千葉県のツキノワグマ事情
ツキノワグマの痕跡を見たので、ボクは地元の人たちの意識を知りたいと思った。
こういう聞き込みは、地元の感触をつかむうえではとても大切なことなので、なにげにやってみることにした。
まず、近所でゲートボールをしているお年寄りのグループがいたので、聞いてみた。
お年寄りだし、この地域で生活している時間が長いので、思いがけないヒントが得られると思ったからだ。
gaku 『この房総半島には、ツキノワグマっているんですか?』
年寄り 『なに、ツキノワグマ、そんな怖い動物なんて千葉県にはいやしない。』
gaku 『いや、ツキノワグマが木に登ってドングリを食べたあとがあるのですよ。』
年寄り 『昔から、房総にはツキノワグマなんていやしないよ。そんなのワシらは信じんよ。』
さも迷惑な質問だったみたいで、結果はこんなものだった。
しばらく車を走らせていくと、かなり山中へ入った過疎の集落へたどりついた。
道端にお婆さんが腰を下ろしていたので、
『近所に猟師さんはいませんか?』と尋ねてみた。
お婆さん『あそこの家がそうよ。猟師やってるよ。』
そこは、まったく目の前の家であり、お婆さんとの会話が聞こえていた。
ちょうど猟師本人が庭にでて、園芸細工をやっているところだった。
gaku 『こんにちは、ボクは信州から来ましたが、猟師さんですって、ね。』
猟師 『ああ、そうだよ。』
この瞬間に、庭にいた4頭の犬たちがボクに向かって一斉に吠えはじめた。
紀州犬、四国犬、雑種と四国犬に似たF1たちだ。
犬を見ても、本格的な猟師だった。
猟師の年恰好は50歳前後。
gaku 『ところで、ここにはツキノワグマがいるのですか?』
猟師 『っえ! なんでまたそんなこと聞くぅ。』
gaku 『いや、来る途中でそれらしき痕跡を見たものですから、ご存知かと思って…』
猟師 『あんた、何者やぁー。』
gaku 『ボクは写真家ですけれど、ツキノワグマにもけっこう興味があるのですよ。
で、ふらりと房総半島までやってきたんですが、どうもツキノワグマがいるようなので。』
猟師 『あんた、信州のどこや?』
gaku 『伊那ですけれど。』
猟師 『そうかぁー 俺の親父も信州でなぁー よく行くんやぁー。
ツキノワグマは房総にはおらんことになっているけれど、ときどき出会ったという話もあるよ。
釣り人が出会って、竿をぶんなげて逃げてきた…とか。
俺らには、まだ出会ってないのでほんとのことは分からないん、よ。』
gaku 『やっぱり、そういう話があるのですね。』
猟師 『まあ、犬がクマを発見すれば、それなりの行動を示すけれど、俺はまだその辺のところは分からん。』
ここまで、話したところで、ボクは件のツキノワグマ痕跡をデジタルカメラのモニターに写して猟師に見せてあげた。

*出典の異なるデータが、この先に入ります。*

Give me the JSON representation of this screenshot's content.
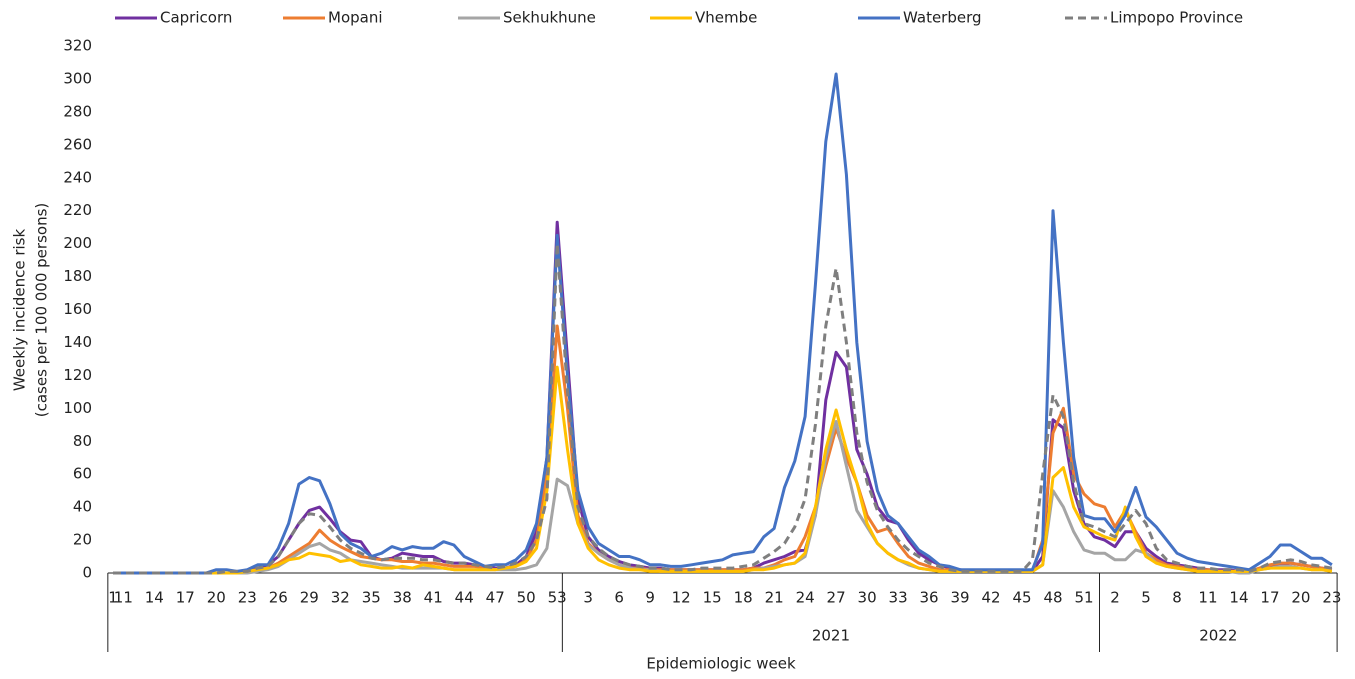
{
  "chart_data": {
    "type": "line",
    "x_label": "Epidemiologic week",
    "y_label": [
      "Weekly incidence risk",
      "(cases  per 100 000 persons)"
    ],
    "ylim": [
      0,
      320
    ],
    "yticks": [
      0,
      20,
      40,
      60,
      80,
      100,
      120,
      140,
      160,
      180,
      200,
      220,
      240,
      260,
      280,
      300,
      320
    ],
    "categories": [
      "1",
      "11",
      null,
      null,
      "14",
      null,
      null,
      "17",
      null,
      null,
      "20",
      null,
      null,
      "23",
      null,
      null,
      "26",
      null,
      null,
      "29",
      null,
      null,
      "32",
      null,
      null,
      "35",
      null,
      null,
      "38",
      null,
      null,
      "41",
      null,
      null,
      "44",
      null,
      null,
      "47",
      null,
      null,
      "50",
      null,
      null,
      "53",
      null,
      null,
      "3",
      null,
      null,
      "6",
      null,
      null,
      "9",
      null,
      null,
      "12",
      null,
      null,
      "15",
      null,
      null,
      "18",
      null,
      null,
      "21",
      null,
      null,
      "24",
      null,
      null,
      "27",
      null,
      null,
      "30",
      null,
      null,
      "33",
      null,
      null,
      "36",
      null,
      null,
      "39",
      null,
      null,
      "42",
      null,
      null,
      "45",
      null,
      null,
      "48",
      null,
      null,
      "51",
      null,
      null,
      "2",
      null,
      null,
      "5",
      null,
      null,
      "8",
      null,
      null,
      "11",
      null,
      null,
      "14",
      null,
      null,
      "17",
      null,
      null,
      "20",
      null,
      null,
      "23"
    ],
    "x_groups": [
      {
        "label": null,
        "count": 44
      },
      {
        "label": "2021",
        "count": 52
      },
      {
        "label": "2022",
        "count": 23
      }
    ],
    "series": [
      {
        "name": "Capricorn",
        "color": "#7030a0",
        "dashed": false,
        "values": [
          0,
          0,
          0,
          0,
          0,
          0,
          0,
          0,
          0,
          0,
          0,
          0,
          0,
          1,
          3,
          5,
          10,
          20,
          30,
          38,
          40,
          33,
          25,
          20,
          19,
          10,
          8,
          9,
          12,
          11,
          10,
          10,
          7,
          6,
          6,
          5,
          4,
          3,
          3,
          5,
          10,
          25,
          70,
          213,
          130,
          45,
          22,
          14,
          10,
          7,
          5,
          4,
          3,
          3,
          2,
          2,
          2,
          2,
          2,
          2,
          2,
          2,
          3,
          6,
          8,
          10,
          13,
          14,
          35,
          105,
          134,
          125,
          75,
          60,
          40,
          32,
          30,
          20,
          12,
          8,
          5,
          3,
          2,
          1,
          1,
          1,
          1,
          1,
          1,
          1,
          10,
          93,
          88,
          50,
          30,
          22,
          20,
          16,
          25,
          25,
          15,
          10,
          6,
          5,
          4,
          3,
          2,
          2,
          2,
          1,
          1,
          2,
          4,
          5,
          6,
          5,
          4,
          3,
          2
        ]
      },
      {
        "name": "Mopani",
        "color": "#ed7d31",
        "dashed": false,
        "values": [
          0,
          0,
          0,
          0,
          0,
          0,
          0,
          0,
          0,
          0,
          0,
          0,
          0,
          1,
          2,
          3,
          6,
          10,
          14,
          18,
          26,
          20,
          16,
          13,
          10,
          9,
          8,
          8,
          7,
          7,
          6,
          6,
          5,
          4,
          4,
          4,
          3,
          2,
          3,
          4,
          8,
          20,
          60,
          150,
          100,
          35,
          18,
          12,
          8,
          5,
          3,
          3,
          2,
          2,
          2,
          2,
          2,
          2,
          2,
          2,
          2,
          2,
          3,
          3,
          5,
          8,
          10,
          22,
          40,
          65,
          88,
          70,
          55,
          35,
          25,
          27,
          18,
          10,
          6,
          4,
          2,
          2,
          1,
          1,
          1,
          1,
          1,
          1,
          1,
          1,
          20,
          85,
          100,
          60,
          48,
          42,
          40,
          28,
          38,
          25,
          12,
          8,
          5,
          4,
          3,
          2,
          2,
          1,
          1,
          1,
          1,
          3,
          5,
          6,
          6,
          5,
          4,
          3,
          2
        ]
      },
      {
        "name": "Sekhukhune",
        "color": "#a5a5a5",
        "dashed": false,
        "values": [
          0,
          0,
          0,
          0,
          0,
          0,
          0,
          0,
          0,
          0,
          0,
          0,
          0,
          0,
          1,
          2,
          4,
          8,
          12,
          16,
          18,
          14,
          12,
          8,
          7,
          6,
          5,
          4,
          3,
          3,
          3,
          3,
          3,
          2,
          2,
          2,
          2,
          2,
          2,
          2,
          3,
          5,
          15,
          57,
          53,
          30,
          17,
          12,
          8,
          5,
          3,
          2,
          2,
          1,
          1,
          1,
          1,
          1,
          1,
          1,
          1,
          1,
          2,
          3,
          4,
          5,
          6,
          10,
          35,
          70,
          92,
          65,
          38,
          28,
          18,
          12,
          8,
          5,
          3,
          2,
          1,
          1,
          1,
          1,
          1,
          1,
          1,
          1,
          1,
          1,
          5,
          50,
          40,
          25,
          14,
          12,
          12,
          8,
          8,
          14,
          12,
          6,
          4,
          3,
          2,
          1,
          1,
          1,
          1,
          0,
          0,
          2,
          3,
          4,
          4,
          3,
          2,
          2,
          1
        ]
      },
      {
        "name": "Vhembe",
        "color": "#ffc000",
        "dashed": false,
        "values": [
          0,
          0,
          0,
          0,
          0,
          0,
          0,
          0,
          0,
          0,
          0,
          0,
          0,
          1,
          2,
          3,
          5,
          8,
          9,
          12,
          11,
          10,
          7,
          8,
          5,
          4,
          3,
          3,
          4,
          3,
          5,
          4,
          3,
          2,
          2,
          2,
          2,
          2,
          3,
          4,
          7,
          15,
          50,
          125,
          75,
          30,
          15,
          8,
          5,
          3,
          2,
          2,
          1,
          1,
          1,
          1,
          1,
          1,
          1,
          1,
          1,
          1,
          2,
          2,
          3,
          5,
          6,
          12,
          40,
          75,
          99,
          75,
          55,
          30,
          18,
          12,
          8,
          6,
          3,
          2,
          1,
          1,
          1,
          1,
          1,
          1,
          1,
          1,
          1,
          1,
          5,
          58,
          64,
          40,
          28,
          25,
          22,
          20,
          40,
          22,
          10,
          6,
          4,
          3,
          2,
          1,
          1,
          1,
          1,
          1,
          1,
          2,
          3,
          3,
          3,
          3,
          2,
          2,
          1
        ]
      },
      {
        "name": "Waterberg",
        "color": "#4472c4",
        "dashed": false,
        "values": [
          0,
          0,
          0,
          0,
          0,
          0,
          0,
          0,
          0,
          0,
          2,
          2,
          1,
          2,
          5,
          5,
          15,
          30,
          54,
          58,
          56,
          42,
          24,
          18,
          15,
          10,
          12,
          16,
          14,
          16,
          15,
          15,
          19,
          17,
          10,
          7,
          4,
          5,
          5,
          8,
          14,
          30,
          70,
          205,
          120,
          50,
          28,
          18,
          14,
          10,
          10,
          8,
          5,
          5,
          4,
          4,
          5,
          6,
          7,
          8,
          11,
          12,
          13,
          22,
          27,
          52,
          68,
          95,
          175,
          262,
          303,
          242,
          140,
          80,
          50,
          35,
          30,
          22,
          14,
          10,
          5,
          4,
          2,
          2,
          2,
          2,
          2,
          2,
          2,
          2,
          18,
          220,
          140,
          70,
          35,
          33,
          33,
          25,
          35,
          52,
          34,
          28,
          20,
          12,
          9,
          7,
          6,
          5,
          4,
          3,
          2,
          6,
          10,
          17,
          17,
          13,
          9,
          9,
          5
        ]
      },
      {
        "name": "Limpopo Province",
        "color": "#7f7f7f",
        "dashed": true,
        "values": [
          0,
          0,
          0,
          0,
          0,
          0,
          0,
          0,
          0,
          0,
          0,
          1,
          1,
          1,
          3,
          4,
          10,
          20,
          30,
          36,
          35,
          28,
          20,
          15,
          12,
          9,
          8,
          9,
          9,
          9,
          8,
          8,
          7,
          6,
          6,
          5,
          4,
          3,
          4,
          6,
          10,
          20,
          45,
          200,
          110,
          40,
          22,
          15,
          10,
          7,
          5,
          4,
          3,
          3,
          2,
          2,
          2,
          3,
          3,
          3,
          3,
          4,
          5,
          9,
          13,
          18,
          28,
          45,
          90,
          150,
          185,
          140,
          85,
          55,
          38,
          28,
          20,
          14,
          10,
          6,
          4,
          2,
          1,
          1,
          1,
          1,
          1,
          1,
          1,
          8,
          60,
          108,
          95,
          55,
          30,
          28,
          25,
          22,
          30,
          38,
          30,
          15,
          8,
          6,
          4,
          3,
          3,
          2,
          2,
          2,
          1,
          3,
          6,
          7,
          8,
          7,
          5,
          4,
          3
        ]
      }
    ]
  }
}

それを見て猟師は、経験がないのでまったく自信がないと言い切った。
そこで、現場の場所を詳しく説明しながら、名刺交換をして、今後の情報交換の約束もしたのだった。
このあと、また別の猟師に偶然であった。
その猟師はたったいまイノシシを罠で捕まえたところで、軽トラックに載せていた。
聞けば、ある地域の猟友会長だった。
そこで、ボクはまた同じような質問をしてみた。
猟友会長さんも、先ほどの猟師とほとんど同じ返事だった。
しかし、信州でのイノシシ事情を知っているボクからでてくる専門用語や体験談には、非常に興味があるようすだった。
このため、再度訪れることを約束して、ボクはその場を離れたのである。
まあ、これだけの聞き込みからでも、房総半島のツキノワグマはノーマークなことが伺えた。
こういうことは、ボクにとってますます面白い展開になってきそうだ。
なので、再訪を楽しみにしているところである。
写真上:房総半島ではイノシシ捕獲檻などがいたるところでみられたが、これはトリガーが硬く、捕獲率が低そうな代物だった。しかし、いつかはツキノワグマもこの檻に入るかもしれない。
写真下:シカ捕獲用の手作りの檻があったが、こんな檻にツキノワグマがかかればきわめて危険だ。
房総半島での檻捕獲は、全体的にまだまだ真剣度がないように感じた。
トラックバック URL :

わくわくしますねぇ・・・。
「ノーマークだからいない」ってのは「目に付くようになったから数増えている→だから殺してもいい」というのと同じ構図ですね。
そして、知識も興味もない人や何らかの意図を持った人が行政の委託を受けて調査した結果、「いなかった→だから開発してもいい」というのもノーマークと同じことだと思います。